“Quando se sentou à mesa com eles, tomou o pão, abençoou-o, partiu-o e lhes distribuía”... (Lc 24,30)
Nosso passado carrega lembranças de fatos negativos: crises, fracassos, decepções, rejeições, erros, pecados... Esses desencontros costumam deixar feridas que influenciam negativamente o presente.
Com isso, possivelmente temos uma “memória mórbida e doentia”: depósito de rancores, ressentimentos, hostilidades; ao se fixar no passado, a “memória mórbida” alimenta remorsos, sentimentos de culpa, desânimo, angústia embotando a vida e não se abrindo ao futuro de sentido.
Uma pessoa doente na memória o é também no seu coração, na sua afetividade e nos seus sentimentos.
Se a memória não for “evangelizada”, ela continuará remoendo aquilo que aconteceu, num desgaste muito grande de energia. Não há mudança se não houver a conversão da memória.
Só através da “memória redentora”, a pessoa será capaz de se colocar diante do passado, de modo livre e aberto, dando-lhe um novo significado.
A memória sadia não muda o passado, mas o “re-corda” (visita com o coração) de modo novo e inspirador. A memória resgata referências, cura feridas, reconcilia-se com a vida e consigo mesmo, com as próprias riquezas e fraquezas, com o próprio passado, pois ajuda a tomar consciência dos benefícios recebidos e possibilita ter acesso às recordações que tem um significado para o presente. Ela é capaz de tirar proveito de todas as vivências pessoais, abrindo a possibilidade de rever a própria história e lê-la como História de Salvação. Da estrada para a casa...
A cena do encontro de Jesus Ressuscitado no caminho de Emaús nos revela um longo diálogo amigável, que certamente ficou marcado na memória dos dois discípulos que fugiam de Jerusalém, após o evento da Paixão. Tudo o que havia acontecido com Jesus em Jerusalém continuava presente na memória e no coração dos dois discípulos. Agora, conversavam sobre o que significou para eles o encontro com Jesus, a convivência com Ele, o fascínio exercido sobre eles pelo anúncio do Evangelho e pela esperança da libertação de Israel.
Conversavam, e discutiam também sobre a crucifixão e a morte de Jesus...
No fundo do coração dos discípulos havia um grande vazio que, inconscientemente, queriam preencher “conversando”. Estavam confusos, desorientados... conversa carregada de negativida, diálogo de fracassados.
Foi justamente no meio desta “conversação”, triste e sem esperança, que o Ressuscitado se fez presente.
O Forasteiro ajuntou-se a eles no caminho, e os ajudou a recontar a história, gentil e gradualmente. Partindo dos relatos bíblicos o Ressuscitado foi aquecendo o coração dos dois discípulos... Lentamente, eles foram fazendo a “travessia” de uma memória pesada, triste, doentia para uma memória saudável, curativa e aberta ao futuro.
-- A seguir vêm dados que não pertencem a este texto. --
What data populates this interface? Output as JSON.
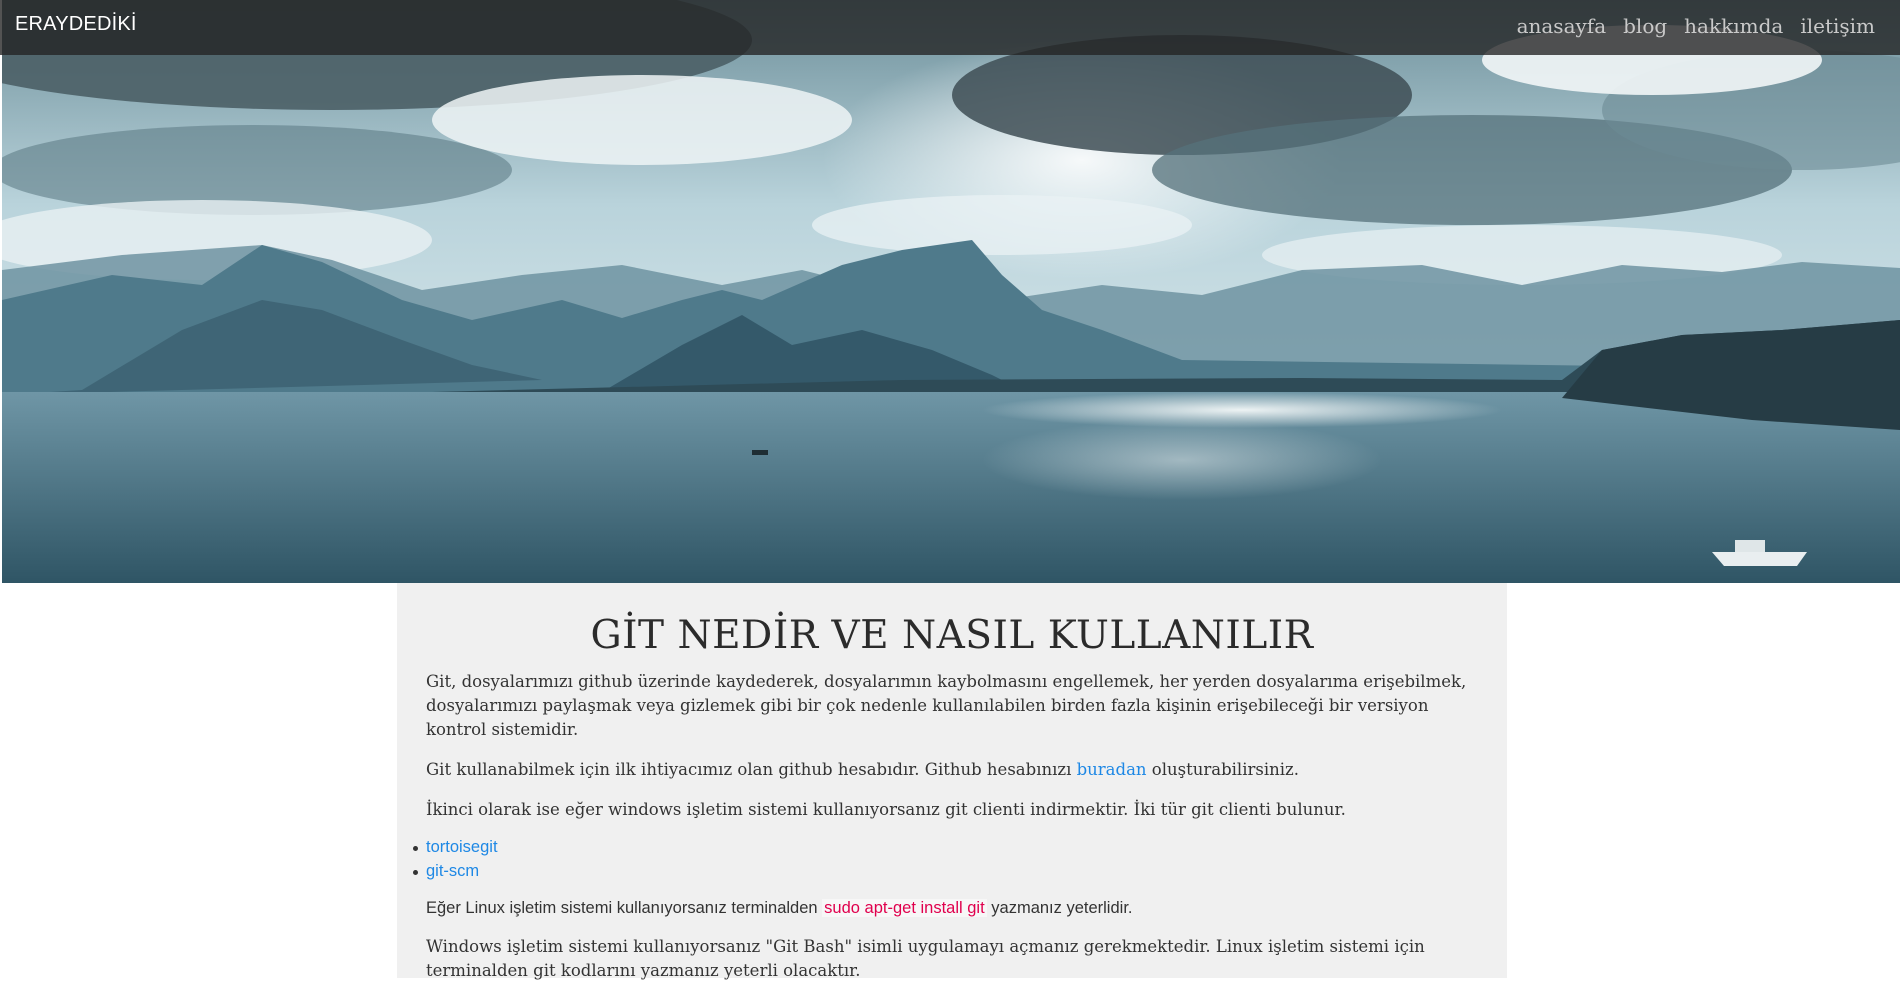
{
  "navbar": {
    "brand": "ERAYDEDİKİ",
    "links": [
      "anasayfa",
      "blog",
      "hakkımda",
      "iletişim"
    ]
  },
  "hero": {
    "image": "landscape of mountains, sea and cloudy sky"
  },
  "article": {
    "title": "GİT NEDİR VE NASIL KULLANILIR",
    "p1": "Git, dosyalarımızı github üzerinde kaydederek, dosyalarımın kaybolmasını engellemek, her yerden dosyalarıma erişebilmek, dosyalarımızı paylaşmak veya gizlemek gibi bir çok nedenle kullanılabilen birden fazla kişinin erişebileceği bir versiyon kontrol sistemidir.",
    "p2_before": "Git kullanabilmek için ilk ihtiyacımız olan github hesabıdır. Github hesabınızı ",
    "p2_link": "buradan",
    "p2_after": " oluşturabilirsiniz.",
    "p3": "İkinci olarak ise eğer windows işletim sistemi kullanıyorsanız git clienti indirmektir. İki tür git clienti bulunur.",
    "clients": [
      "tortoisegit",
      "git-scm"
    ],
    "p4_before": "Eğer Linux işletim sistemi kullanıyorsanız terminalden ",
    "p4_code": "sudo apt-get install git",
    "p4_after": " yazmanız yeterlidir.",
    "p5": "Windows işletim sistemi kullanıyorsanız \"Git Bash\" isimli uygulamayı açmanız gerekmektedir. Linux işletim sistemi için terminalden git kodlarını yazmanız yeterli olacaktır."
  },
  "colors": {
    "link": "#1e88e5",
    "code": "#e0004d",
    "content_bg": "#f0f0f0",
    "navbar_bg": "#2a2a2a"
  }
}
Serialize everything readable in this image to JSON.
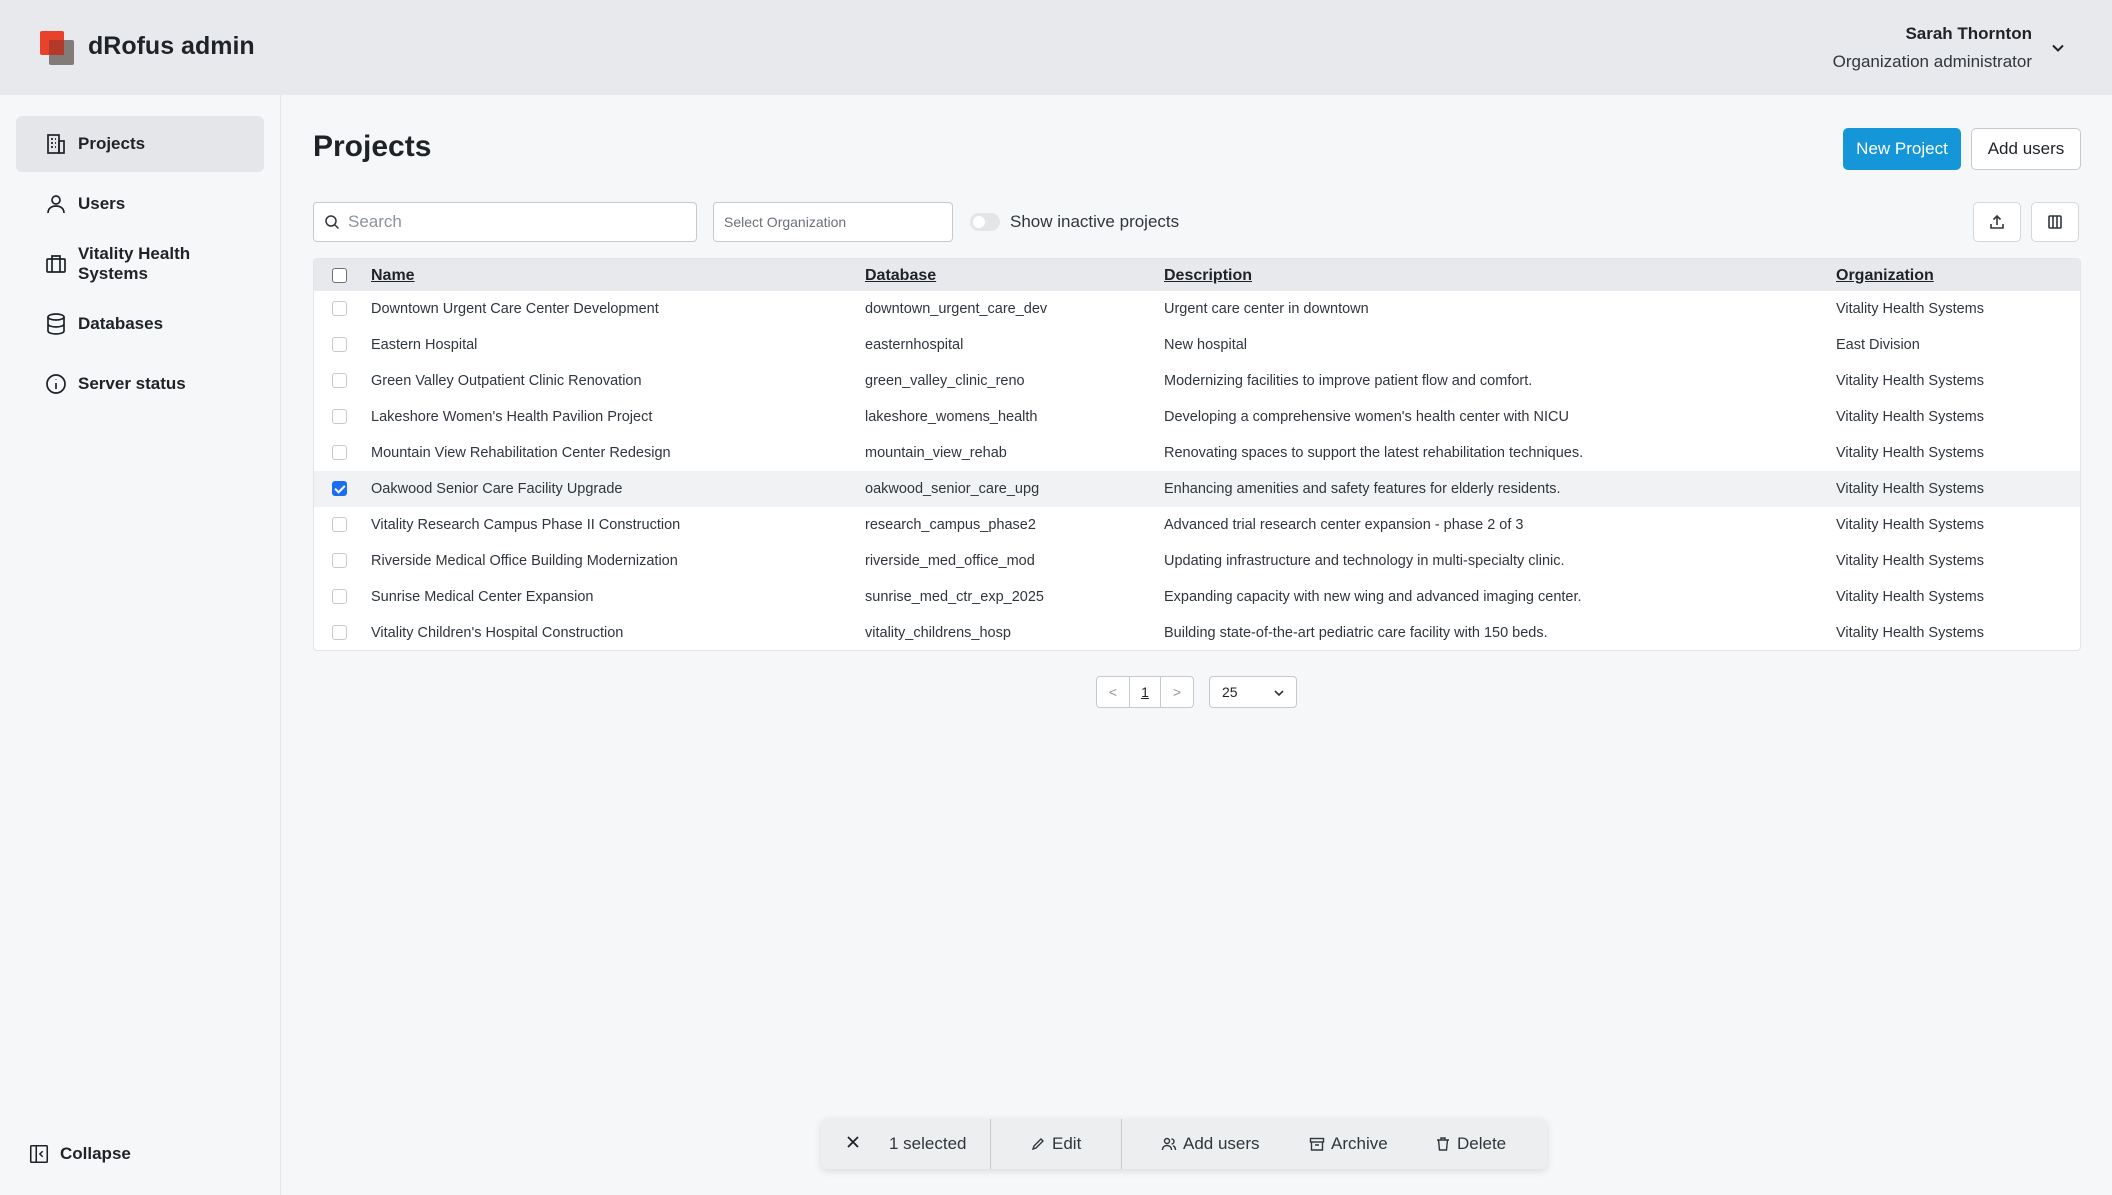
{
  "header": {
    "app_title": "dRofus admin",
    "user_name": "Sarah Thornton",
    "user_role": "Organization administrator"
  },
  "sidebar": {
    "items": [
      {
        "label": "Projects",
        "icon": "building-icon",
        "active": true
      },
      {
        "label": "Users",
        "icon": "user-icon"
      },
      {
        "label": "Vitality Health Systems",
        "icon": "briefcase-icon"
      },
      {
        "label": "Databases",
        "icon": "database-icon"
      },
      {
        "label": "Server status",
        "icon": "info-icon"
      }
    ],
    "collapse_label": "Collapse"
  },
  "main": {
    "title": "Projects",
    "new_project_label": "New Project",
    "add_users_label": "Add users",
    "search_placeholder": "Search",
    "org_select_placeholder": "Select Organization",
    "show_inactive_label": "Show inactive projects"
  },
  "table": {
    "columns": [
      "Name",
      "Database",
      "Description",
      "Organization"
    ],
    "rows": [
      {
        "name": "Downtown Urgent Care Center Development",
        "database": "downtown_urgent_care_dev",
        "description": "Urgent care center in downtown",
        "organization": "Vitality Health Systems",
        "checked": false
      },
      {
        "name": "Eastern Hospital",
        "database": "easternhospital",
        "description": "New hospital",
        "organization": "East Division",
        "checked": false
      },
      {
        "name": "Green Valley Outpatient Clinic Renovation",
        "database": "green_valley_clinic_reno",
        "description": "Modernizing facilities to improve patient flow and comfort.",
        "organization": "Vitality Health Systems",
        "checked": false
      },
      {
        "name": "Lakeshore Women's Health Pavilion Project",
        "database": "lakeshore_womens_health",
        "description": "Developing a comprehensive women's health center with NICU",
        "organization": "Vitality Health Systems",
        "checked": false
      },
      {
        "name": "Mountain View Rehabilitation Center Redesign",
        "database": "mountain_view_rehab",
        "description": "Renovating spaces to support the latest rehabilitation techniques.",
        "organization": "Vitality Health Systems",
        "checked": false
      },
      {
        "name": "Oakwood Senior Care Facility Upgrade",
        "database": "oakwood_senior_care_upg",
        "description": "Enhancing amenities and safety features for elderly residents.",
        "organization": "Vitality Health Systems",
        "checked": true
      },
      {
        "name": "Vitality Research Campus Phase II Construction",
        "database": "research_campus_phase2",
        "description": "Advanced trial research center expansion - phase 2 of 3",
        "organization": "Vitality Health Systems",
        "checked": false
      },
      {
        "name": "Riverside Medical Office Building Modernization",
        "database": "riverside_med_office_mod",
        "description": "Updating infrastructure and technology in multi-specialty clinic.",
        "organization": "Vitality Health Systems",
        "checked": false
      },
      {
        "name": "Sunrise Medical Center Expansion",
        "database": "sunrise_med_ctr_exp_2025",
        "description": "Expanding capacity with new wing and advanced imaging center.",
        "organization": "Vitality Health Systems",
        "checked": false
      },
      {
        "name": "Vitality Children's Hospital Construction",
        "database": "vitality_childrens_hosp",
        "description": "Building state-of-the-art pediatric care facility with 150 beds.",
        "organization": "Vitality Health Systems",
        "checked": false
      }
    ]
  },
  "pagination": {
    "prev": "<",
    "page": "1",
    "next": ">",
    "page_size": "25"
  },
  "action_bar": {
    "selected_label": "1 selected",
    "edit_label": "Edit",
    "add_users_label": "Add users",
    "archive_label": "Archive",
    "delete_label": "Delete"
  },
  "colors": {
    "primary": "#1496d8",
    "checkbox_checked": "#1a6ff0",
    "logo_red": "#e8412c"
  }
}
Re-ler o passado à luz de um horizonte maior de sentido é altamente libertador, pois novos recursos internos são mobilizados, saindo do “fatal ponto morto”. As lembranças e os pesadelos dos relatos traumáticos sempre reaparecem e, apesar da passagem do tempo, permanecem tão nítidos e incontroláveis. Só assim tudo adquire novo sentido, a história pessoal deixa de ser inimiga que alimenta culpa e torna-se companheira de estrada.
Quando alcançamos essa nova perspectiva sobre determinada experiência negativa, a esperança e o entusiasmo vem habitar nosso interior. Trata-se de um momento tão fortalecedor e jubiloso que quase estremecemos. O Pão partido é o próprio Senhor.
A narrativa de Emaús é um dos melhores exemplos de como podemos colocar nossas histórias dentro da História maior da paixão, morte e ressurreição de Jesus.
Na narrativa de Emaús, o Forasteiro cria um círculo de amor em que os discípulos contam sua história em segurança e começam a reconstruir a confiança. Foi criado um ambiente de hospitalidade e de acolhida.
Nesse círculo, a memória manifesta-se paulatinamente e revela suas feridas; lentamente, acontece uma “passagem” da memória mórbida à memória redentora.
A experiência do encontro com o Senhor e de seu reconhecimento transforma radicalmente a vida dos dois discípulos.
Por meio da benção e do ato de partir e compartilhar o Pão, os discípulos fazem a ligação com o passado. Chega o momento do reconhecimento, e eles são transformados.
Emaús: Uma boa conversa pode mudar a própria vida!